These images were shared here in hindsight, on 25 May 2019.

A Brief History Of Me

[the following was originally posted to AvAngel.com in 2001; a copy is archived here]

Like an autobiography, only without about 99% of it being here…

Babyhood

I was born unexpectedly on 8th January 1981, in Inverness. Actually; that’s not correct. I’m pretty sure that my birth was pretty much certain for almost nine months prior to that time; not least by my dear mother who was forced to carry me without a break for the entirety of the time between my conception and my departing her body… and, in fact, for some time afterwards. What I mean to say is – conceiving me was, as I’m told, a bit of a surprise to my parents, who’d been happily married for years beforehand, and had had no luck in trying for a baby until that point. The hospital in which I was born has since been replaced with a car park, which is, I suppose, a better use for it in a society in which home births are becoming increasingly common at not quite the same rate that the motor-vehicle-driving population grows. As policy of the hospital in which I was born, I was given my tuberculosis booster there and then, which far later turned out to be a mixed blessing when it saved me immeasurable torture at the hands of the school nurse – and lost me a lot of friends for the day, as everybody I knew went around clutching at the plasters on their arms, jealously – fourteen years later. This also means that, unlike most British people my age, I don’t have a small raised bump on my left shoulder. I may sound like I’m hanging more weight on this than it warrants, but when you’re in the third year at high school and you’re told that everybody you know needs to be stabbed with a particularly nasty germ which will probably make a marginally disfiguring mark on their upper arm for the rest of their life, except you, it turns out to be a pretty major concept.

Pre-School Childhood

As an only child for most of my younger years, I learned to be independent and adventurous, exploring the world around me as soon as I could crawl (not strictly true – according to my mother, before I learned to crawl forwards, I was only able to crawl backwards, which restricted me somewhat when I reached a corner of the room, until somebody turned me around to head back across it again). I spent the majority of my pre-school years living in a house on a slope in Talisman Drive, Aberdeen, in Scotland, where an excessive amount of my time seems to have been occupied, my fragmented memories of the time remind me, building Stickle Brick walls, practising the much-fabled technique of kicking a football down the garden with both feet and not-falling-over, and hiding in bushes. It’s worth noting that while to this day I haven’t perfected kicking a football, I can now build Stickle Brick walls in record time and my ability to make myself unseen in foliage is almost unsurpassed. Most mornings, or so it would seem, would see me eating cornflakes on the front doorstep of our house, with my father, and watching The Cranes. The Cranes were a mysterious and distant landmark – three tall towers of metal (two yellow, one blue) which shifted girders most mornings, constructing some fascinating building which my dad and I would frequently ponder the meaning of (many years later, revisiting Aberdeen, I’ve discovered that they were making a swimming baths, which is nice, because as far as I recall, the town didn’t have one before then).

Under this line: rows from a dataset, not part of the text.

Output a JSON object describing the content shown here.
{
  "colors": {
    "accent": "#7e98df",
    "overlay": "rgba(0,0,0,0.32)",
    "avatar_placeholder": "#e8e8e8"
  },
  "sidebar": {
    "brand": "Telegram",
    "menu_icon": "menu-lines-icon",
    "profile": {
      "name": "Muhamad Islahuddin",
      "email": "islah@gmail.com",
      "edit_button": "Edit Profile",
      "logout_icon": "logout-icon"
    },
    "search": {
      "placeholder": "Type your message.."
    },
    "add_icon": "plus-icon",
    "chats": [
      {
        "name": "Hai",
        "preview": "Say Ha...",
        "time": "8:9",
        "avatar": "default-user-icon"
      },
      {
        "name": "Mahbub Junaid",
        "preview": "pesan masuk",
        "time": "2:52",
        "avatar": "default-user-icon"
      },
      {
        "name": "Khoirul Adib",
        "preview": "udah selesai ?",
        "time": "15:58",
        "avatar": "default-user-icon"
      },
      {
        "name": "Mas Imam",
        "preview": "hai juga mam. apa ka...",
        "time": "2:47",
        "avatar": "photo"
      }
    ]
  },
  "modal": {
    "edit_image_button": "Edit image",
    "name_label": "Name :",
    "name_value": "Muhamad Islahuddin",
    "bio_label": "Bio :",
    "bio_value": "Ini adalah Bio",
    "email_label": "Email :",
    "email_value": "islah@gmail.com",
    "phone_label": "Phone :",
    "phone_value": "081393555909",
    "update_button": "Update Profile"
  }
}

At this time, we had four tom cats: three black ones – Binky, Little Son, and Mowgli – and one tabby one – the aptly named Horror, who flatly refused to drink from a bowl of water if there was any way on Earth that he could persuade a human to turn a tap on for him to lap from. Mowgli was a free spirit, going wherever he chose, whenever he chose. He was very attached to the neighbourhood and, when we moved to Preston in 1985, we did the only nice thing to do in the circumstances and let him move in with a neighbour of ours and stay in Scotland, while we moved away. Binky was slow and a little dim: even more so as he grew old, living to the ripe age of 15, if my memory serves me correctly. Little Son was an affectionate cat, always ready to climb aboard some willing human’s knee to be petted, and he would follow people’s heels incessantly, leading to many occasions in which he got his tail stuck in closing doors, and similar.

Primary School

I first started primary school in Aberdeen, in the class of a Mr McGinty. I remember little of this school – save for the day that we all drew round each other on large sheets of paper, and then coloured them in appropriately, creating a ‘life size’ picture of ourselves. I only attended this for a few weeks before we moved house, to Preston, in Lancashire – I remember the move as a very exciting time: looking at houses for sale, where I would run off and explore all their little nooks and crannies while my parents would discuss things which were somehow more important with the current owners. After many gruellingly long (remember, I was four – “Are we nearly there yet?” barely cuts it close when you’re travelling 340 miles in the back of a car, several times, and can’t see out the front because you’re too short) trips, we settled on a lovely property in a cul-de-sac in Holme Slack, Preston. I remember it being my favourite of all the houses we’d visited, not least because it had not only a front and back door, but also a third one at the side. While my parents sat in the living room and talked with the Valentine family – the current occupiers – I ran in and out of the house, finding breaks in the conversation to challenge people to guess which door I’d come into the building through this time!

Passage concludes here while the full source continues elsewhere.